Peu à peu, la présence militaire s'étoffe à Saint-Mihiel, sous le Second Empire. En moyenne, ce sont 550 à 600 hommes qui étoffent la garnison « dans les bâtiments appartenant à l'État », pour un peu plus de 400 chevaux. Des écuries sont alors construites au sud du quartier pour accueillir ces chevaux. La présence de ces nombreux chevaux nécessite également d'importants stocks de fourrage, dont témoigne la présence d'un magasin à fourrage le long du chemin menant à Varvinay (cadastre 1826, section E, feuille 2). De la seconde moitié du XVIIIe siècle à la fin du Second Empire, la ville a connu un développement modéré de la présence militaire, à ce moment encore largement incluse dans le tissu urbain. La seule véritable marque de l'armée se résume à la caserne Colson. De plus, la population militaire ne représente alors qu'environ 10% de la population globale, mais tout change avec la guerre de 1870.

UNE VILLE MILITAIRE.

Gérard Canini, en 1973, avait déjà mis l'accent sur le rôle joué par les militaires, au travers de la société policée des officiers et des fêtes militaires et un mémoire de maîtrise[22] avait par la suite labouré en partie le sillon de l'empreinte de l'armée en cette fin du XIXe siècle. Cette empreinte est fortement liée au développement de l'occupation de la présence militaire après le milieu des années 1880, au moment où est décidé par le Général Boulanger le renforcement de la frontière de l'Est, en particulier dans le complexe Séré de Rivières, avec, dans le secteur de Saint-Mihiel, les forts des Paroches et du Camp des Romains. Jusqu'à l'arrivée du 12e Chasseurs, la ville ne change pas de profil de garnison par rapport à ce qui a été présenté. En peu d'années, on passe d'une population civile d'environ 5200 habitants en 1876 à 9604 en 1914, ce qui place la ville au troisième rang meusien, alors que dans le même temps la population militaire a cru d'environ 600 hommes à 959 soldats en 1886, puis 3734 en 1896 et enfin plus de 7000 en 1913.

Cela signifie une proportion de militaire qui passe de 10% à 42% de la population totale ; en fait, il faut tout de même préciser qu'une bonne part de ces militaires – 4000 - est encasernée à Chauvoncourt, bordant immédiatement Saint-Mihiel à l'ouest, qui ne compte à la veille de la guerre que 300 habitants[23]. Les unités présentes sont d'abord le 5e Cuirassier et le 6e Chasseurs à cheval à compter de 1873, puis un bataillon du 54e de Ligne (1878), les 25e et 26e Bataillons de Chasseurs à pieds (1887) ; en 1896 arrive le 161e RI à Chauvoncourt[24], l'année suivante le 150e RI. Par la suite, en 1901, le 19e Bataillon de Chasseurs à pied remplace le 26e. L'artillerie est aussi présente, avec la 13e Batterie du 25e RAC puis six Batteries du 40e RAC en 1890. L'arrivée du train et de la gare en 1874 favorise le développement militaire de Saint-Mihiel qui est devenue une vraie ville de garnison, en peu de temps, avec ses multiples réalités.
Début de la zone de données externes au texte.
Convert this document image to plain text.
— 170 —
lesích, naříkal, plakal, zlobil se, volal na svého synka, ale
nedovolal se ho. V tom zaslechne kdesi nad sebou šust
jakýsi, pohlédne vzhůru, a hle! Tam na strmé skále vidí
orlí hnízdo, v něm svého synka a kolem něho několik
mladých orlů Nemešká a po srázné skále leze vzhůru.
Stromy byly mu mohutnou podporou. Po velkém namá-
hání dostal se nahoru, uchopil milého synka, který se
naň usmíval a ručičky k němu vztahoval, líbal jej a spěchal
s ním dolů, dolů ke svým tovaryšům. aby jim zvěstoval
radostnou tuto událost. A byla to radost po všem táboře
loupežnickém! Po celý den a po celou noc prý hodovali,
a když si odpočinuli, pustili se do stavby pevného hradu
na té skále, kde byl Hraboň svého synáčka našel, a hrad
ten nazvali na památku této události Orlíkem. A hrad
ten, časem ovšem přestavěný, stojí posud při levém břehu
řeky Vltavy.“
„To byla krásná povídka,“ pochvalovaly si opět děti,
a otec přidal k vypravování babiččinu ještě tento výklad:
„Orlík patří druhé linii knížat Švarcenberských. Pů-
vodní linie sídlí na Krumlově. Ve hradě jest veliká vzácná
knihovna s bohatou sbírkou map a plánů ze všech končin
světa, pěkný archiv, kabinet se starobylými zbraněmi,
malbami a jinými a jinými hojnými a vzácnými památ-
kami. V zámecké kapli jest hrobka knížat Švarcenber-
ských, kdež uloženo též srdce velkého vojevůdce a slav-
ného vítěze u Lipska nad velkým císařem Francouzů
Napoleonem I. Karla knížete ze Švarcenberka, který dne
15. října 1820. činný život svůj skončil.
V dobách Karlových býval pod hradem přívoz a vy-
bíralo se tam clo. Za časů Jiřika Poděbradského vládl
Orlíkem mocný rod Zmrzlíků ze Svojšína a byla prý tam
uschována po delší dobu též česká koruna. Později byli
Bien entendu, le logement de cette troupe nombreuse nécessite de nouvelles casernes. Le quartier Sernamont, destiné à accueillir l'artillerie du 40e RAC, est bâtie de 1889 à 1893, avec de nouveaux travaux en 1900 – pour accueillir deux Batteries supplémentaires - et 1911. De 1893 à 1896, construction des deux casernes Canrobert (160e RI) et Mac-Mahon (151e RI) ; dans cette dernière caserne sont aussi élevés un stand de tir (1904) et une infirmerie-hôpital, le « Pentagone » (1913). Le système de casernement, dans lequel est bien entendu intégré le quartier Colson-Blaise situé en ville, est complété en 1913 avec la construction des casernes Négrier[25] et Audéoud[26]. Ces casernes ont des incidences spatiales et financières. Spatiales car elles « mangent » beaucoup d'espace[27]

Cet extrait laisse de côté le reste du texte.